NEW DELHI—Responding to demand for concrete steps to ensure women’s safety, the new Indian government announced fresh initiatives and funds for safeguarding women and girls.
In its 2014–2015 budget, announced July 10, the government allocated US$24 million to increase the safety of women in all states. Around US$8 million has been allocated to make public transportation safe for women and another US$$16 million has been set aside for a scheme called “Beti Bachao, Beti Padhao Yojana” or Save the Girl, Educate the Girl.
According to last year’s crime report by India’s National Crime Records Bureau, the total number of crimes against women increased to over 309,500 from 2012 to 2013, an increase of 26.7 percent.
We Just Don’t Feel Safe
A 23-year-old physiotherapy student was raped and then thrown from a moving bus in South Delhi in December 2012, causing mass protests and outrage in India and making headlines around the world.
Crimes like these are horrific but sporadic—women in India face more subtle aggression on a daily basis such as sexual harassment and lewd stares on roads, streets, and in buses.

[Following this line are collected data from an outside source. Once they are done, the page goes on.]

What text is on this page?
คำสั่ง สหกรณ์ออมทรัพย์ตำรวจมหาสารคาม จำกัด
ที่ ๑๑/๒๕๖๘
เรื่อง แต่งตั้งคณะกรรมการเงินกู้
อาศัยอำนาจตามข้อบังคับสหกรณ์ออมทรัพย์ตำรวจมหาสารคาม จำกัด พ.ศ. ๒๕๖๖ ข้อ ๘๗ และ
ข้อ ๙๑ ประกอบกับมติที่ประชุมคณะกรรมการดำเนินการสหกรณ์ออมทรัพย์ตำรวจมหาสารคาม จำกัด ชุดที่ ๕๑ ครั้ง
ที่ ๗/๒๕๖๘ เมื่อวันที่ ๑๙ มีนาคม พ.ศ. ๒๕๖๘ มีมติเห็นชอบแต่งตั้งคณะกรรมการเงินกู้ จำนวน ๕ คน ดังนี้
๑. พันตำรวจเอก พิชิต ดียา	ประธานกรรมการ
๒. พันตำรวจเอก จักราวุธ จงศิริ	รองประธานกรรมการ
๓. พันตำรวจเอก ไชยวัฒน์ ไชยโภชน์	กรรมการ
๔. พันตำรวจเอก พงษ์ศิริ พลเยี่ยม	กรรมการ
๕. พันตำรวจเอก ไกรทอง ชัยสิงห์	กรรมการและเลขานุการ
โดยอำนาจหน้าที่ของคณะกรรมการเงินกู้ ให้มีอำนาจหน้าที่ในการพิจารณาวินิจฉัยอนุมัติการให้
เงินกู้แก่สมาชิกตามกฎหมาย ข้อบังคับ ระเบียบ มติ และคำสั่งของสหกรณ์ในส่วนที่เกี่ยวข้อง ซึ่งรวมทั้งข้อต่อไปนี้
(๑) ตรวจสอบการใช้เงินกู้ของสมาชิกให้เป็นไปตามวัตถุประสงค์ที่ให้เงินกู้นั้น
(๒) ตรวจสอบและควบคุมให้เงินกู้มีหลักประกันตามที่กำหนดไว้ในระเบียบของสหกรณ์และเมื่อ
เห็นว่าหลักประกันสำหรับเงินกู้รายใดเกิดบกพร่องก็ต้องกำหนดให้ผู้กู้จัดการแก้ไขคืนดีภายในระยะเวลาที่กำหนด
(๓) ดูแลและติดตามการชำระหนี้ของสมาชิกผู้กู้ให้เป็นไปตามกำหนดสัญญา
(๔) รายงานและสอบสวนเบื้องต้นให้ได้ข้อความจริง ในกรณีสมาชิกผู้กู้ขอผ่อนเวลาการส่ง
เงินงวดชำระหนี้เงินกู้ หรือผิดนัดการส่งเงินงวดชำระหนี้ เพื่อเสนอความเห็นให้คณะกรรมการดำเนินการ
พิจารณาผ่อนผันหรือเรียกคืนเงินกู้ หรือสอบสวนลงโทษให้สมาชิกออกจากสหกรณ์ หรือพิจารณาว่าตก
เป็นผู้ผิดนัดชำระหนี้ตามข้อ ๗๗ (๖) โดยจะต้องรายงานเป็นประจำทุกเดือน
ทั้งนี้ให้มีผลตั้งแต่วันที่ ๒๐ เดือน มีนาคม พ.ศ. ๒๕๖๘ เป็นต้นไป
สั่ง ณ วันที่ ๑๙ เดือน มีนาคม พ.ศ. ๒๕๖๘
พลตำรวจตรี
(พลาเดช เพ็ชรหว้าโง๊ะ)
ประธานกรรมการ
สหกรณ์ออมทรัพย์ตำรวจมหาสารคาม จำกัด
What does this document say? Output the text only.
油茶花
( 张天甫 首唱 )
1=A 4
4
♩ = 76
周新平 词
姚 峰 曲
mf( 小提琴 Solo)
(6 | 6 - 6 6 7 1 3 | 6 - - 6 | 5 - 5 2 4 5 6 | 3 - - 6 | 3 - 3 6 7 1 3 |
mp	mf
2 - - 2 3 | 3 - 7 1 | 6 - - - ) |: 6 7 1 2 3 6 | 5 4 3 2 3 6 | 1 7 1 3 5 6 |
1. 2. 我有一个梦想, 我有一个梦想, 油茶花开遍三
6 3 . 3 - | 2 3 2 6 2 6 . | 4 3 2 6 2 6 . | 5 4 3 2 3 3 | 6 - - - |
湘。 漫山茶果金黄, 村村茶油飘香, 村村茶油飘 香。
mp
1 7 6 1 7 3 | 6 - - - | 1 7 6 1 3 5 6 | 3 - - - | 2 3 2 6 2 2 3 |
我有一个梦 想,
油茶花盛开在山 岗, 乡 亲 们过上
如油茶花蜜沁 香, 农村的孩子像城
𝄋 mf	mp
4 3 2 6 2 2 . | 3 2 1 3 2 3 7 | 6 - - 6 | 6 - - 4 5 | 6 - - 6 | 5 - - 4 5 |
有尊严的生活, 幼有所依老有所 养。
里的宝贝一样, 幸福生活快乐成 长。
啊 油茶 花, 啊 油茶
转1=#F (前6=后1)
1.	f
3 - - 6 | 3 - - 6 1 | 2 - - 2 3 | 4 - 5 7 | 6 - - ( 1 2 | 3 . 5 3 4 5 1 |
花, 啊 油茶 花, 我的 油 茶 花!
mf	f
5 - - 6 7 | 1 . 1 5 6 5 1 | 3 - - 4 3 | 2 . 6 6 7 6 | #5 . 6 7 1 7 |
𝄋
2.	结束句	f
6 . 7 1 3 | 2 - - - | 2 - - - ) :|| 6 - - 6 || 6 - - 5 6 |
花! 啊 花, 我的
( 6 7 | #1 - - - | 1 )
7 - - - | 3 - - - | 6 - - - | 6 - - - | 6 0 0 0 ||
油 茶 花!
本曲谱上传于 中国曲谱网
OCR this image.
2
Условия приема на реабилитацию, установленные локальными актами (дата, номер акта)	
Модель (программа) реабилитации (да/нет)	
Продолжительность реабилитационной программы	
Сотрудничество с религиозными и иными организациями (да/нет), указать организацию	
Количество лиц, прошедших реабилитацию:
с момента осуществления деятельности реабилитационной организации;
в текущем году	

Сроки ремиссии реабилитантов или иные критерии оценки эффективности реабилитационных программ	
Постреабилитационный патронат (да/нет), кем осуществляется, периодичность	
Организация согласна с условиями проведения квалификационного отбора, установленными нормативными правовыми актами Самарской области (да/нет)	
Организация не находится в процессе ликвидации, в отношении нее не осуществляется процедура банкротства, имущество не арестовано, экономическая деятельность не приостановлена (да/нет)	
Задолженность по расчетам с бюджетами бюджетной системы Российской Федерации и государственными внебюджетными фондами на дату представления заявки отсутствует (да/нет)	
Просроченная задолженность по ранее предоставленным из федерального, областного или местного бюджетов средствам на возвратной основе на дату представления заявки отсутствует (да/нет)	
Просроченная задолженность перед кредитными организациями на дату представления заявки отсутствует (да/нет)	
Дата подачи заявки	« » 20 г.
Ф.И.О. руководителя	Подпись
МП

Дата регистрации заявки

“You don’t feel very safe. Although they are not doing anything to you, we just don’t feel very safe,” said Aastha Khatri, a 23-year-old student in New Delhi.
The government has a challenging task ahead of it as the public has lost much of its confidence in state-run institutions that provide public safety. Khatri said criminals are not afraid of authority because, “They know they might go to jail. But nothing is going to happen to them.”
She is skeptical that government funding is going to help the situation, saying corruption will get in the way of implementation.
“What are you going to do with the money? Put some policemen on the roads? Maybe more security guards in populated areas? But then you need to make sure they are genuine [and] they are not corrupt themselves.”
Khatri, who is doing her postgraduate in forensic science, said her father has become extremely protective since the physiotherapy student’s rape case. Her curfew every night is now 7:00 p.m.
Education Over Money
Government support for women’s safety is a start, but some believe it will not yield results if the community as whole does not change.
“We need to look at the kind of children we are bringing up, the kind of society we are forming. A society, its people are all formed from the basic values that you give them in their childhood,” said Mridula Tandon, a Delhi-based social activist.
According to the National Crime Records Bureau, Delhi had the highest number of rape cases last year of any of the Indian cities.
According to Tandon, Indians are fast losing their traditional values, and this is having a bearing on the overall situation.
“If you are not able to provide them [children] with the correct set of values … then we are going to be facing this sort of situation in more and more areas,” said Tandon.
Tandon believes government intentions are good, but it remains to be seen how the funds will be used and the how the initiatives will be executed.